As the story of Adam and Eve illustrates, God intends for us to share our lives with other people. The importance of personal relationships in God's eyes is evident in the amount of space devoted to these relationships in the Bible. Both the Old and New Testaments have a lot to say about marriage, parenthood, friendship and church fellowship. But it is also clear from God's Word that there is one relationship that is most important from God's point of view. That is the fellowship He wants to have with us, which forms the foundation of all other relationships.
Examples of loneliness in the Bible show that it was experienced by Moses, King David, and especially by Jesus himself. Most importantly, these verses show that God himself intimately understands what it's like to feel lonely and that even when you feel most alone, you truly never are. Sometimes friends or family members can let us down, abandoning us at the moment we need them the most.

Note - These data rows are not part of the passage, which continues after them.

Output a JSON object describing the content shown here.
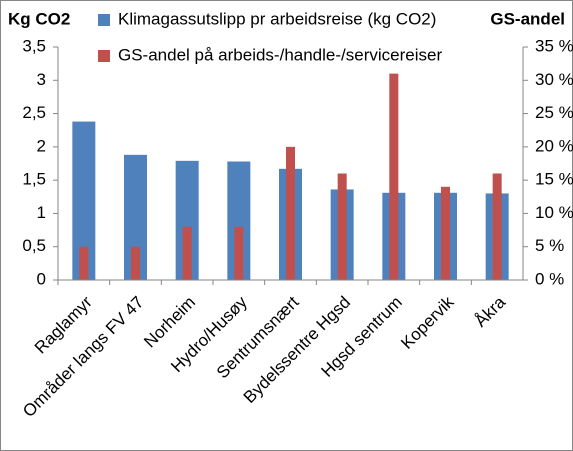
{
  "chart_data": {
    "type": "bar",
    "y_label": "Kg CO2",
    "y2_label": "GS-andel",
    "categories": [
      "Raglamyr",
      "Områder langs FV 47",
      "Norheim",
      "Hydro/Husøy",
      "Sentrumsnært",
      "Bydelssentre Hgsd",
      "Hgsd sentrum",
      "Kopervik",
      "Åkra"
    ],
    "series": [
      {
        "name": "Klimagassutslipp pr arbeidsreise (kg CO2)",
        "color": "#4f81bd",
        "values": [
          2.38,
          1.88,
          1.79,
          1.78,
          1.67,
          1.36,
          1.31,
          1.31,
          1.3
        ]
      },
      {
        "name": "GS-andel på arbeids-/handle-/servicereiser",
        "color": "#c0504d",
        "axis": "y2",
        "values": [
          5,
          5,
          8,
          8,
          20,
          16,
          31,
          14,
          16
        ]
      }
    ],
    "ylim": [
      0,
      3.5
    ],
    "yticks": [
      0,
      {
        "value": 0.5,
        "label": "0,5"
      },
      1,
      {
        "value": 1.5,
        "label": "1,5"
      },
      2,
      {
        "value": 2.5,
        "label": "2,5"
      },
      3,
      {
        "value": 3.5,
        "label": "3,5"
      }
    ],
    "y2lim": [
      0,
      35
    ],
    "y2ticks": [
      {
        "value": 0,
        "label": "0 %"
      },
      {
        "value": 5,
        "label": "5 %"
      },
      {
        "value": 10,
        "label": "10 %"
      },
      {
        "value": 15,
        "label": "15 %"
      },
      {
        "value": 20,
        "label": "20 %"
      },
      {
        "value": 25,
        "label": "25 %"
      },
      {
        "value": 30,
        "label": "30 %"
      },
      {
        "value": 35,
        "label": "35 %"
      }
    ]
  }
}
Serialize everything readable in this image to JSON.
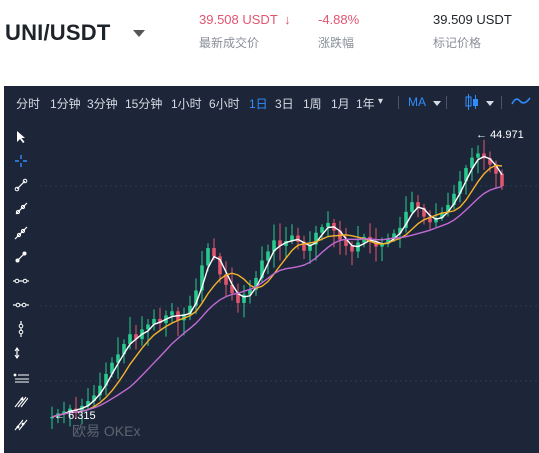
{
  "header": {
    "pair": "UNI/USDT",
    "last_price": "39.508 USDT",
    "last_price_arrow": "↓",
    "last_price_label": "最新成交价",
    "change": "-4.88%",
    "change_label": "涨跌幅",
    "mark_price": "39.509 USDT",
    "mark_price_label": "标记价格"
  },
  "colors": {
    "panel_bg": "#1d2638",
    "accent": "#2f8dff",
    "down": "#e0566f",
    "up_candle": "#29c98d",
    "down_candle": "#e0566f",
    "ma_white": "#ffffff",
    "ma_yellow": "#f3b22b",
    "ma_purple": "#c16ad6"
  },
  "toolbar": {
    "timeframes": [
      "分时",
      "1分钟",
      "3分钟",
      "15分钟",
      "1小时",
      "6小时",
      "1日",
      "3日",
      "1周",
      "1月",
      "1年"
    ],
    "active_timeframe": "1日",
    "year_caret": "▾",
    "indicator": "MA"
  },
  "sidebar_tools": [
    "cursor-arrow-icon",
    "crosshair-icon",
    "trend-line-icon",
    "ray-line-icon",
    "extended-line-icon",
    "segment-icon",
    "horizontal-line-icon",
    "horizontal-ray-icon",
    "vertical-line-icon",
    "price-range-icon",
    "parallel-channel-icon",
    "pitchfork-icon",
    "fib-icon"
  ],
  "chart_labels": {
    "high": "44.971",
    "low": "6.315",
    "watermark": "欧易 OKEx"
  },
  "chart_data": {
    "type": "candlestick",
    "high_marker": 44.971,
    "low_marker": 6.315,
    "closes": [
      6.3,
      6.8,
      7.1,
      7.5,
      7.2,
      7.9,
      8.6,
      9.4,
      10.8,
      12.5,
      14.1,
      15.3,
      16.8,
      18.2,
      17.5,
      18.9,
      19.6,
      20.4,
      19.8,
      20.9,
      21.5,
      20.2,
      21.1,
      22.3,
      24.5,
      28.1,
      30.6,
      29.4,
      26.8,
      25.3,
      24.1,
      22.7,
      23.9,
      24.6,
      26.3,
      28.8,
      30.1,
      31.7,
      30.9,
      31.6,
      32.4,
      31.5,
      30.2,
      31.1,
      32.8,
      33.6,
      34.2,
      33.1,
      31.8,
      30.9,
      30.1,
      31.4,
      32.2,
      31.6,
      30.8,
      31.2,
      31.9,
      32.7,
      33.5,
      35.8,
      37.2,
      36.4,
      35.1,
      34.3,
      34.9,
      35.7,
      36.8,
      38.4,
      40.2,
      42.1,
      43.6,
      44.2,
      43.5,
      42.6,
      41.3,
      39.5
    ]
  }
}
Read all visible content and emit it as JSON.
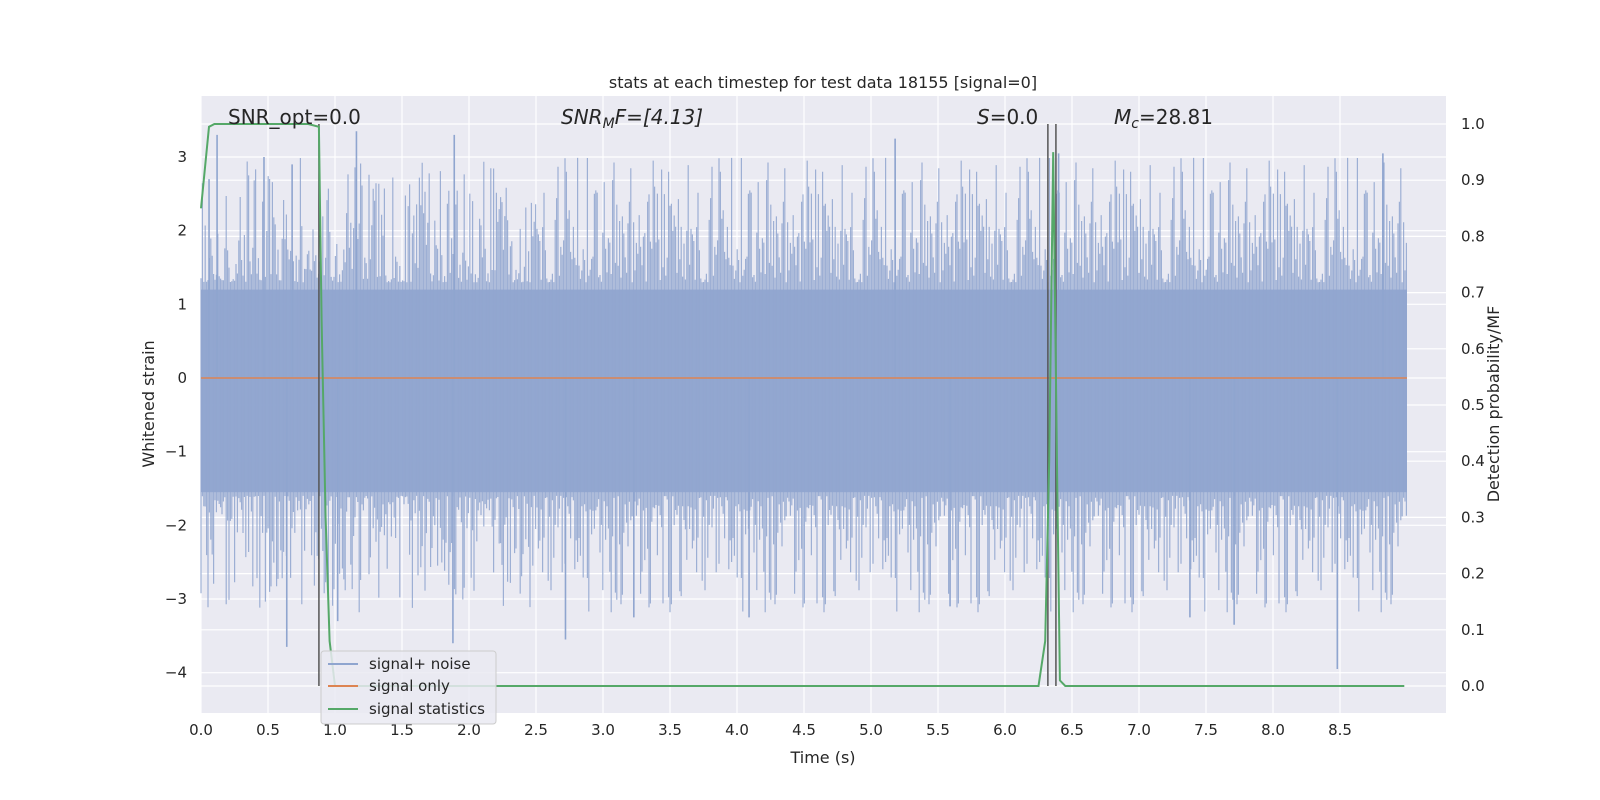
{
  "chart_data": {
    "type": "line",
    "title": "stats at each timestep for test data 18155 [signal=0]",
    "xlabel": "Time (s)",
    "ylabel_left": "Whitened strain",
    "ylabel_right": "Detection probability/MF",
    "xlim": [
      0.0,
      9.0
    ],
    "ylim_left": [
      -4.35,
      3.75
    ],
    "ylim_right": [
      -0.05,
      1.05
    ],
    "xticks": [
      "0.0",
      "0.5",
      "1.0",
      "1.5",
      "2.0",
      "2.5",
      "3.0",
      "3.5",
      "4.0",
      "4.5",
      "5.0",
      "5.5",
      "6.0",
      "6.5",
      "7.0",
      "7.5",
      "8.0",
      "8.5"
    ],
    "yticks_left": [
      "3",
      "2",
      "1",
      "0",
      "−1",
      "−2",
      "−3",
      "−4"
    ],
    "yticks_right": [
      "1.0",
      "0.9",
      "0.8",
      "0.7",
      "0.6",
      "0.5",
      "0.4",
      "0.3",
      "0.2",
      "0.1",
      "0.0"
    ],
    "grid": true,
    "legend_position": "lower-left",
    "annotations": {
      "snr_opt": "SNR_opt=0.0",
      "snr_mf_main": "SNR",
      "snr_mf_sub": "M",
      "snr_mf_rest": "F=[4.13]",
      "s_main": "S",
      "s_rest": "=0.0",
      "mc_main": "M",
      "mc_sub": "c",
      "mc_rest": "=28.81"
    },
    "vertical_lines_x": [
      0.88,
      6.32,
      6.38
    ],
    "series": [
      {
        "name": "signal+ noise",
        "axis": "left",
        "color": "#8fa5cf",
        "description_range": [
          -3.9,
          3.3
        ],
        "spikes": [
          {
            "x": 0.06,
            "y": 2.7
          },
          {
            "x": 0.12,
            "y": 3.3
          },
          {
            "x": 0.47,
            "y": 3.0
          },
          {
            "x": 0.64,
            "y": -3.65
          },
          {
            "x": 0.68,
            "y": 2.9
          },
          {
            "x": 1.02,
            "y": -3.3
          },
          {
            "x": 1.16,
            "y": 3.35
          },
          {
            "x": 1.88,
            "y": -3.6
          },
          {
            "x": 1.89,
            "y": 3.3
          },
          {
            "x": 2.72,
            "y": -3.55
          },
          {
            "x": 3.23,
            "y": -3.25
          },
          {
            "x": 4.09,
            "y": -3.25
          },
          {
            "x": 5.18,
            "y": 3.25
          },
          {
            "x": 5.59,
            "y": -3.1
          },
          {
            "x": 6.4,
            "y": 3.05
          },
          {
            "x": 7.38,
            "y": -3.25
          },
          {
            "x": 7.71,
            "y": -3.35
          },
          {
            "x": 8.48,
            "y": -3.95
          },
          {
            "x": 8.82,
            "y": 3.05
          }
        ]
      },
      {
        "name": "signal only",
        "axis": "left",
        "color": "#dd8452",
        "values_x": [
          0.0,
          9.0
        ],
        "values_y": [
          0.0,
          0.0
        ]
      },
      {
        "name": "signal statistics",
        "axis": "right",
        "color": "#55a868",
        "values_x": [
          0.0,
          0.06,
          0.1,
          0.2,
          0.4,
          0.6,
          0.8,
          0.88,
          0.9,
          0.93,
          0.96,
          1.0,
          1.02,
          2.0,
          3.0,
          4.0,
          5.0,
          5.8,
          6.25,
          6.3,
          6.33,
          6.36,
          6.39,
          6.41,
          6.45,
          6.5,
          7.0,
          8.0,
          8.98
        ],
        "values_y": [
          0.85,
          0.995,
          1.0,
          1.0,
          1.0,
          1.0,
          1.0,
          0.995,
          0.65,
          0.3,
          0.08,
          0.0,
          0.0,
          0.0,
          0.0,
          0.0,
          0.0,
          0.0,
          0.0,
          0.08,
          0.4,
          0.95,
          0.35,
          0.01,
          0.0,
          0.0,
          0.0,
          0.0,
          0.0
        ]
      }
    ]
  }
}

Jesus' very last words to his disciples when he ascended into heaven remind us that we can never truly be abandoned, no matter how we may be feeling: " And behold, I am with you always, to the end of the age."-Matthew 28:20
God himself, in the person of Jesus, experienced loneliness in all its most painful forms. Jesus knew well the pain of desertion and rejection from those closest to him. Jesus’s friends and family didn’t understand him. His brothers were ashamed to be associated with him and some rejected him. But the most painful moment for Jesus and one which we can all relate to was when he felt that even God had left him alone when he was dying on the cross.
So what does God want us to do to help people who are lonely? He wants us to be there for others, but what if God asked you to befriend someone you don’t particularly like or get on with? In scriptures, he has asked us to do this many times. Jesus said “Love your enemies”. In Luke 6, he said “Do good to them and lend to them without expecting anything back. Then your reward will be great”
So to conclude... Loneliness is now an epidemic impacting on all groups in society. Young and old, wealthy or poor, married or single, can all suffer from the lack of real meaningful friendships. As Christians we can make a difference by reaching out to these individuals and to remember for ourselves that our loneliness can be redeemed by the Friend who endured the ultimate loneliness for our sake, Jesus Christ.